Когда он пришел в себя, дед стоял рядом и крутил козью ножку.
– Покури, сынок, – сказал он. – Покури, авось полегчает.
На газете, куда дед щедрой горстью ссыпал табак, стояла дата: 8 августа 1941 год. Под ней чернела фотография – усатое лицо Иосифа Сталина в полупрофиль и обрывок первой строки, набранный большим шрифтом: «Приказ Верховного главнокомандующего…». Что это был за приказ, разобрать было уже невозможно: лист скручивался, а затем обрывался.
– Что смотришь? – усмехнулся дед. – Вождь народов, да. У нас в полку говорят так: ежели из Верховного цибарку крутить – шибает на подвиги, ежели из Ильича – шибает на поговорить, а ежели, упаси Господь, из Надежды Константиновны – тогда пиши пропало: такой свищ прихватит, неделю в кустах будешь сидеть.

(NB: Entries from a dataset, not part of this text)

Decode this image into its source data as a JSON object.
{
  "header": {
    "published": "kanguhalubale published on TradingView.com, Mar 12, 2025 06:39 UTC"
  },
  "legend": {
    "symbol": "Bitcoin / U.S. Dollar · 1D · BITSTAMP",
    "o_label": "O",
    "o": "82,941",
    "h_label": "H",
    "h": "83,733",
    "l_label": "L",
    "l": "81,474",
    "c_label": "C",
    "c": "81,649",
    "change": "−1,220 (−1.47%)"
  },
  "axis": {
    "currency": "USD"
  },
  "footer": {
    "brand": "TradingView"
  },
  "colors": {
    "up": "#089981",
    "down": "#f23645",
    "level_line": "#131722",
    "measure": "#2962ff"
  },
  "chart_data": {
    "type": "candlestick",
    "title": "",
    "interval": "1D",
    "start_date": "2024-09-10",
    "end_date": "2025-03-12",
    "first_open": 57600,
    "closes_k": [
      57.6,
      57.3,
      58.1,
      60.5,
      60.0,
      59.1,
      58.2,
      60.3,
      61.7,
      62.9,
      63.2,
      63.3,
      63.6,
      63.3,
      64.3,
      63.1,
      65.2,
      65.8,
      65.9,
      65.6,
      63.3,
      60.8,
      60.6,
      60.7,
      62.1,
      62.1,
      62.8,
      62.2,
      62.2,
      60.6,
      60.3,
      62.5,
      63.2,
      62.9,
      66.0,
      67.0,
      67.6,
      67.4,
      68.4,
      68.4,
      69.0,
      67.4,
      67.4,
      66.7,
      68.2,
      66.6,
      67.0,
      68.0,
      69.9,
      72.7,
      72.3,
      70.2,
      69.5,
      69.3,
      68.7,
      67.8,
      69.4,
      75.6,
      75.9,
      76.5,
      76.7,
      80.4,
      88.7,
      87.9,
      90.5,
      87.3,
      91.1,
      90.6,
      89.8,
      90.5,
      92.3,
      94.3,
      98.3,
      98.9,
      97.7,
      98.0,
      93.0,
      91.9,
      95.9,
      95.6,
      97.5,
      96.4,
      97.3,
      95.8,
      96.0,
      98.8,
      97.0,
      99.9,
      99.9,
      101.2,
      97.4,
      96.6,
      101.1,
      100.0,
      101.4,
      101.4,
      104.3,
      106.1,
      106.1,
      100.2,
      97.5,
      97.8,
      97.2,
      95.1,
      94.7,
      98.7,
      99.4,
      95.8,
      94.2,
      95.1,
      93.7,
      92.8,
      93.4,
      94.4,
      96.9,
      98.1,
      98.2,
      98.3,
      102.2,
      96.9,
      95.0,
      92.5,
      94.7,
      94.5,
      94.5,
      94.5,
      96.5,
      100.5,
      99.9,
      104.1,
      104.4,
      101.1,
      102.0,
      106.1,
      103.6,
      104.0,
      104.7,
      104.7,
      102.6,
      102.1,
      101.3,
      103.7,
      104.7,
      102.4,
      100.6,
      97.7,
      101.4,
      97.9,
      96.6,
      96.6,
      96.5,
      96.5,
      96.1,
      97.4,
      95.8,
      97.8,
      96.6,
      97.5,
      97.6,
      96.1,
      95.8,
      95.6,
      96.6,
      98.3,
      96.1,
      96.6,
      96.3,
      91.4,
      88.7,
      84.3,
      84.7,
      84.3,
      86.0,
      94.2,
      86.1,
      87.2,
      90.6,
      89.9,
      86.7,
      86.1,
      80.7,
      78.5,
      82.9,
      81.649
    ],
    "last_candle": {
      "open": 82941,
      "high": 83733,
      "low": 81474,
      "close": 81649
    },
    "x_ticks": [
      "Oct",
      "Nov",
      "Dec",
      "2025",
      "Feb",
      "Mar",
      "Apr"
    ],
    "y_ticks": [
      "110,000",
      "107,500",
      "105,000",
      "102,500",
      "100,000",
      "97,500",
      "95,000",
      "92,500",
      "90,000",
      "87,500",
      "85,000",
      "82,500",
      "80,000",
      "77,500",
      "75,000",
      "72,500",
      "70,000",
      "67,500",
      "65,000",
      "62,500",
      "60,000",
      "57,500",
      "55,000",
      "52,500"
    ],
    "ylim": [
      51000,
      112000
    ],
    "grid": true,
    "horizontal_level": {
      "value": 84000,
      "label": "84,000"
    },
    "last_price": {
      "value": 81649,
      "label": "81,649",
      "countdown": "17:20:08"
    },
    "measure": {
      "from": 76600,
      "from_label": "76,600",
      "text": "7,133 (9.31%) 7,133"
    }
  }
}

Дед подмигнул и второй экземпляр козьей ножки сунул себе в рот.
– Прикуривай, пехота, – он протянул Ганину спичку, и тот, пыхнув пару раз коричневым дымом, вдохнул полные легкие дедовой махры.
Самосад был местный, растили его на холодной земле. Рос он бледный, в большинстве своем умирал. Но тот, что выживал, с одной затяжки превращал легкие бойца в пыль. Бойцы заходились кашлем, лица их, пока кругом бушевала война, расплывались в улыбках – годный самосад.
– Будем знакомиться, – сказал дед, когда Ганин откашлялся. – Ганин Павел.
– Будем, – сказал Ганин и пожал дедову руку. – Андрей… Ганин.
– Внучок, значит?
– Правнук.
Дед осмотрел его с головы до ног, пощупал его бицепс, провел рукой по ежику у него на голове и поставил диагноз:
– Хорош. Мышцы мало, но хорош. Значит, слушай сюда, пехота. Времени у меня мало, мне в наступление идти, фрица бить. Дочь свою, Варю, не забывай, нужен ты ей, понял? – и он больно ткнул костяным кулаком Ганина в ребро. – Понял, что ли?
– Понял.
– Ежели не понял, разговор в следующий раз будет другой. Второе: себя не жалей. Мужик когда о себе меньше думает, у него все ловчее выходит. Уяснил?
– Уяснил.
– Третье. Перед Мариной, бывшей своей, пади в ноги и кайся. Когда придешь навещать, так и скажи: грешен был, Марина, каюсь, отпускаю тебя без обид и твоих обид не хочу и помогать тебе буду впредь во всем. Ясно?
– Ясно.
– Смотри не отступи. Долго она тягло ваше общее тянула одна – пусть теперь поживет баба. И ты живи. Это четвертое. Найди себе новую, ежели захочешь, а не захочешь – живи один и радуйся. Помни: каждый твой день – счастье, дождь – счастье, жара – счастье, травинка – счастье, и весь мир леп! Зарубил себе?
– Зарубил.
– Добро, – дед хлопнул Ганина по плечу, выплюнул окурок и притоптал его сапогом. – Пойду я, времени больше нет.
– Погоди! – рванулся за ним Ганин. – Погоди, ведь я же искал тебя, дед! Я же ради тебя здесь…
Дед остановился, посмотрел хитро, сбил пилотку на левый глаз, осклабился золотой фиксой. Нос его, красный, сломанный в московской драке, шелушился от солнца.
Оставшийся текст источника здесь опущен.